Dr Read: “A narrow focus on trying to catch and medicate people just before they kill themselves is unlikely to work.These young people seem to agree with Mr Anderton’s analysis that the roots of our rapid increase in suicide are primarily to be found in societal issues which need to be addressed. The seeds of loneliness, depression and suicide are sown early in life. Merely providing more ambulances at the bottom of the cliff is only a partial solution and not really preventative at all.”
For example, a 2001 study by Dr Read found that suicidality among adults attending a community mental health centre was better predicted by child abuse than by a current diagnosis of depression.
Dr Ian Hassall (Institute of Public Policy) welcomed the study: “The young people, as they often do, see this issue much more clearly than their elders. At last the evasions, denials and false solutions that were adult New Zealand’s response to the spectacular doubling of our youth suicide rate between 1985 and 1988 are being stripped away”.
Dr Read: “Explaining suicide in terms of ‘depressive disorders’ medicalizes what is a social problem, and begs the question of why so many people are depressed these days. The increase in the percentage of New Zealanders taking psychiatric drugs is a cause for concern not celebration (except for drug companies).

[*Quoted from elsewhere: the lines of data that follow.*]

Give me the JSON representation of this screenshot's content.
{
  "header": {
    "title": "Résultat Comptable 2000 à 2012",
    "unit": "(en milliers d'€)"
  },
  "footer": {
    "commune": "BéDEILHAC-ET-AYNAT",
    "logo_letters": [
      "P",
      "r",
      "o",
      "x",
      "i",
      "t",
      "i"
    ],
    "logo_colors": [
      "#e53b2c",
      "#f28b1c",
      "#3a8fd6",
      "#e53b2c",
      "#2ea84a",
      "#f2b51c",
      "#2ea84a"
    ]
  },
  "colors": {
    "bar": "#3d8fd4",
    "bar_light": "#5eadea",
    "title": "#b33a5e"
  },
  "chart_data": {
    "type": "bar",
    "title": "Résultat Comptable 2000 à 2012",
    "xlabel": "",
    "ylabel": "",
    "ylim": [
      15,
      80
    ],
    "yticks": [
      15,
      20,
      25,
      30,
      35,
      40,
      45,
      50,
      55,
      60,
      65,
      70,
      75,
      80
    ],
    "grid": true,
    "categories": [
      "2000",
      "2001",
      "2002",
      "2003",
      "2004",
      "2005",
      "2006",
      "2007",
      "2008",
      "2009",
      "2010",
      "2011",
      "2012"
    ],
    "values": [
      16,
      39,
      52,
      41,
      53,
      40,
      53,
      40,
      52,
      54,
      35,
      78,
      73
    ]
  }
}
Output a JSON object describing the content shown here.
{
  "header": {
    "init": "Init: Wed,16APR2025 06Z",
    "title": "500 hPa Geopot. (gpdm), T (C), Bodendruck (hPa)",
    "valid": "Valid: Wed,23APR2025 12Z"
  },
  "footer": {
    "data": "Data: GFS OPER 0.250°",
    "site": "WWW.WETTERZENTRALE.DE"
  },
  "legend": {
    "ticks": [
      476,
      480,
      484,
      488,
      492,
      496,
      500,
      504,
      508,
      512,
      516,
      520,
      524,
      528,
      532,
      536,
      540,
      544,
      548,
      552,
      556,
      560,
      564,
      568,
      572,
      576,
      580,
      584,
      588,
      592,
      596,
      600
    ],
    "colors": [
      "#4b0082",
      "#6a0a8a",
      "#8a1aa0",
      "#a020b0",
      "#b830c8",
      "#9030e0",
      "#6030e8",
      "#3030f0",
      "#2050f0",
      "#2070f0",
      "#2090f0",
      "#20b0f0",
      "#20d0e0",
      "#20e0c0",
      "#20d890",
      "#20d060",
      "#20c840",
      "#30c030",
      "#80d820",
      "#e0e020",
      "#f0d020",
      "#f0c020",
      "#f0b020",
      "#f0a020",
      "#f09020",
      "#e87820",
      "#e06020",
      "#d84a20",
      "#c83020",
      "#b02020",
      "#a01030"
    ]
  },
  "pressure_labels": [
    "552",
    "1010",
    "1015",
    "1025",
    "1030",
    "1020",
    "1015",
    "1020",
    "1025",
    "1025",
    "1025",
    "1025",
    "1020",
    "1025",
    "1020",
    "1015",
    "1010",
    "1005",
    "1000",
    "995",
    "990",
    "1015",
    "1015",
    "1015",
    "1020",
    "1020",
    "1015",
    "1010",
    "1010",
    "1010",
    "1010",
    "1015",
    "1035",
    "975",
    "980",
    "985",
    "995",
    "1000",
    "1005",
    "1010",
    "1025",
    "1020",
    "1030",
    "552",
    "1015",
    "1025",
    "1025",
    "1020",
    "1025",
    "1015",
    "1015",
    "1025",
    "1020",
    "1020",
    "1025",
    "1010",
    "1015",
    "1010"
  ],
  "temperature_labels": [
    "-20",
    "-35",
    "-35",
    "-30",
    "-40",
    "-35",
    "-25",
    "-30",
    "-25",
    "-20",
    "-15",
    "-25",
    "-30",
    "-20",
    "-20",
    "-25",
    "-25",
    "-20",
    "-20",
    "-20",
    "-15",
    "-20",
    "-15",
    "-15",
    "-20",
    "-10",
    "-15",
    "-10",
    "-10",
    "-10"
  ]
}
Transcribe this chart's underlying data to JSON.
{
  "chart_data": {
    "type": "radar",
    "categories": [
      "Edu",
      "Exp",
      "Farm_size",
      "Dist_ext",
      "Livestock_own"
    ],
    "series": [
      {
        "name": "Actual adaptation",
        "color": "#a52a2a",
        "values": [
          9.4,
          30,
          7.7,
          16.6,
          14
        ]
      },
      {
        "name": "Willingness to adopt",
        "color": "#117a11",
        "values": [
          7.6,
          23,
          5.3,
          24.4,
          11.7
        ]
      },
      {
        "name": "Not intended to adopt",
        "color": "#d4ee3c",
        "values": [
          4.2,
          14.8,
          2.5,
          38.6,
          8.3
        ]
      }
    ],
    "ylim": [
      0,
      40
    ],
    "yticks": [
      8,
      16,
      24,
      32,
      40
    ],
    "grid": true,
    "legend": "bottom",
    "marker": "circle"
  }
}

If we are serious about a long-term, research-based strategy to reduce suicide in New Zealand we should invest in the broad range of genuinely preventative initiatives identified by the recently launched ‘Every Child Counts’ campaign.” www.everychildcounts.org.nz
Dr Read is editor of the recently published book “Models of Madness” in which 23 international researchers present the evidence that ‘mental illnesses’ are best understood as reactions to life events. It also documents surveys from all over the world that the public, like the young people in the current study, understand that mental health problems are caused by social rather than biological factors.